State Counsel Mbye submitted that the appellant was not appealing against the extent or irregularity of the sentence imposed on him rather for reduction of sentence, adding that the 2 years imprisonment is legal and not excessive.
She referred the court to Section 272 of the Criminal Procedure Code Cap 10.01 which provides that no appeal shall be allowed in a case in which an accused has been convicted on such plea by subordinate court except on the legality of the sentence.
She urged the court to dismiss the appeal for lack of merit premised on the section 272 of the CPC whilst she referred the court to Section 224 of the Criminal Procedure Code, which stated the procedure to be followed where an accused person made a plea of guilty.
She said the charge was read to the appellant in the Lower Court and he understood it and did not object but pleaded guilty so she prayed the court to dismiss the appeal as lacking merit.
The appellant, in his reply, urged the court to consider his plea of leniency.
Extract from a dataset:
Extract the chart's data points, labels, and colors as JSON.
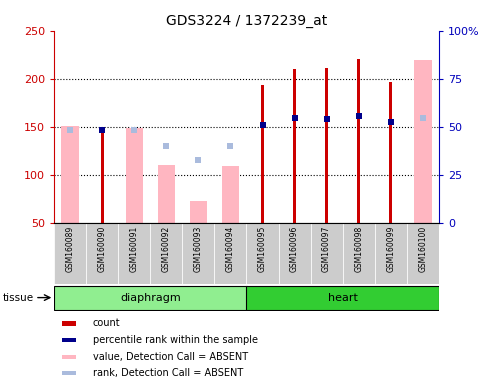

Delivering the judgment, the Appellate Judge disclosed that she has considered the passionate plea of the appellant for mercy and the submission of State Counsel for the respondent.
She further disclosed that having also considered Section 252 of the Criminal Code under which the appellant was charged and Section 272 of the Criminal Procedure, it does not allow appeal on plea of accused person who pleaded guilty except to the extent of illegality of the sentence.
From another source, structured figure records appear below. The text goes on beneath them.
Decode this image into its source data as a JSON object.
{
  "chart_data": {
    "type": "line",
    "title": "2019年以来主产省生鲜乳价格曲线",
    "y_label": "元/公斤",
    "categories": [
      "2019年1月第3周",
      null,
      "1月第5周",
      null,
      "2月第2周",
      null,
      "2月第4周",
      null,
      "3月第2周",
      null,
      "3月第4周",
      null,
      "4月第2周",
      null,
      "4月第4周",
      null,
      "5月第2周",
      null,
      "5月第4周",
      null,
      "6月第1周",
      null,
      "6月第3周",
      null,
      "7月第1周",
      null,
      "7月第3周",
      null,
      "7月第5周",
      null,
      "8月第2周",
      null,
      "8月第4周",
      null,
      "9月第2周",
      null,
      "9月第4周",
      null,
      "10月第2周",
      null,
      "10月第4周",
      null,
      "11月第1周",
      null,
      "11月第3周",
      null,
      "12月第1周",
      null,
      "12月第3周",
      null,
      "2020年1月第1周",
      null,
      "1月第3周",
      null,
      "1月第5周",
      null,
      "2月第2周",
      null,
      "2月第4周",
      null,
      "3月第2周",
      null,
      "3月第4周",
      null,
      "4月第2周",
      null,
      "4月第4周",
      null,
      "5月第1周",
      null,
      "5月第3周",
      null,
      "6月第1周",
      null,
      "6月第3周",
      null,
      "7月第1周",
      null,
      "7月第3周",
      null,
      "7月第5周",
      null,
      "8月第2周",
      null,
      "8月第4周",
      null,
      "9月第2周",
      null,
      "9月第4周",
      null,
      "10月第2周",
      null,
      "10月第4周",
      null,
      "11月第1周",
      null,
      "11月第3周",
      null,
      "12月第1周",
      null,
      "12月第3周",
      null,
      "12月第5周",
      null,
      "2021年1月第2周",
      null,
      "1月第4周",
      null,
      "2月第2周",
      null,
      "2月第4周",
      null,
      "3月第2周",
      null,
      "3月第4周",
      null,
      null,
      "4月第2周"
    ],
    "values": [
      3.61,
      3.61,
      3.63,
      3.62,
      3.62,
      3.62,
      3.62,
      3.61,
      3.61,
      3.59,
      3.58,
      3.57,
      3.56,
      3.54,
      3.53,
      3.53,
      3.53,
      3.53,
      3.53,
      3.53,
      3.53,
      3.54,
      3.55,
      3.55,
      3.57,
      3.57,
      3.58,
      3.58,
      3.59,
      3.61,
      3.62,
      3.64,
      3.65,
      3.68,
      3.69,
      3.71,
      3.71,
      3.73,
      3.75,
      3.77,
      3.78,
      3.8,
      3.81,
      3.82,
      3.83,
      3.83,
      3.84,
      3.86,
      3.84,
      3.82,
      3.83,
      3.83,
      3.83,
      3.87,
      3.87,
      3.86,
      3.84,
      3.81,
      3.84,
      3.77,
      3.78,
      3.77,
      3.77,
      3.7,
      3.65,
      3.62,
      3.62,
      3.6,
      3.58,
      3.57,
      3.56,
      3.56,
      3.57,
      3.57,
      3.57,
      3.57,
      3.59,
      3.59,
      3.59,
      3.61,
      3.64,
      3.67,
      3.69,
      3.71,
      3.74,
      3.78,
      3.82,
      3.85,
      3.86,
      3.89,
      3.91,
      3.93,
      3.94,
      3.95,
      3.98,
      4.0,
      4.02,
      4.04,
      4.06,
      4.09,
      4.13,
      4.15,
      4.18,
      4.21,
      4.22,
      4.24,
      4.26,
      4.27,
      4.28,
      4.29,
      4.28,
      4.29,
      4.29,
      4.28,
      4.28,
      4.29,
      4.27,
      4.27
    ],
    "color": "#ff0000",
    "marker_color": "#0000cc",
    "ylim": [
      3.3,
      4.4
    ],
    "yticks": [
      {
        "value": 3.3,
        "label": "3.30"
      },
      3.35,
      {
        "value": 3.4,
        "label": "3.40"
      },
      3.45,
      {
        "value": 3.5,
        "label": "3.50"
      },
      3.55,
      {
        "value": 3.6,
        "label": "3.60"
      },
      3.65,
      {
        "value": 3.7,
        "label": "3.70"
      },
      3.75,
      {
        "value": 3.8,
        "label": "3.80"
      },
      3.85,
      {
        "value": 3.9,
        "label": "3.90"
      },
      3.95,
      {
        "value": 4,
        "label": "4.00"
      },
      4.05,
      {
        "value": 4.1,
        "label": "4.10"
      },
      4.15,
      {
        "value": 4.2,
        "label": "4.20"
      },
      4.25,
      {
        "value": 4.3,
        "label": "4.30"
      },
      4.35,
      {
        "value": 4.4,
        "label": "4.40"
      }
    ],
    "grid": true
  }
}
“The hands of the court are tied in reducing the sentence as these provisions do not give the Appellate Court discretion in reducing the sentence as provided under Section 252 of the criminal Code by which the appellant is charged,” the judge stated.
Justice Uduma said since the appellant had pleaded guilty at the trial stage, the appellant is stopped by law from appealing against the conviction and sentence of the Lower Court.
The trial judge cited Section 272 of the Criminal Procedure Code which does not allow appeal on plea of guilty except as to the legality of the sentence.
Justice Uduma pointed out that the appeal was not on the extent of the sentence imposed by the trial court or on its legality or otherwise but on the leniency.
She stressed that the appellant having already pleaded guilty at the Lower Court and for him turning around asking the court for leniency was not a ground of appeal known to law.
The Appellate Judge further stressed that since the appellant had already pleaded guilty to the offence charged, does not give the court the discretion to tamper the with the decision of the Lower Court and it was not in dispute that the appellant had a Criminal Record before this case.
Justice Oleidi Uduma declared that it was for these reasons that the High Court sitting on appellate basis could not allow the appeal and she accordingly dismissed the appeal.
She therefore affirmed the conviction and sentence imposed by the Lower Court and maintained that the appellant should serve the two years imprisonment imposed by the trial court.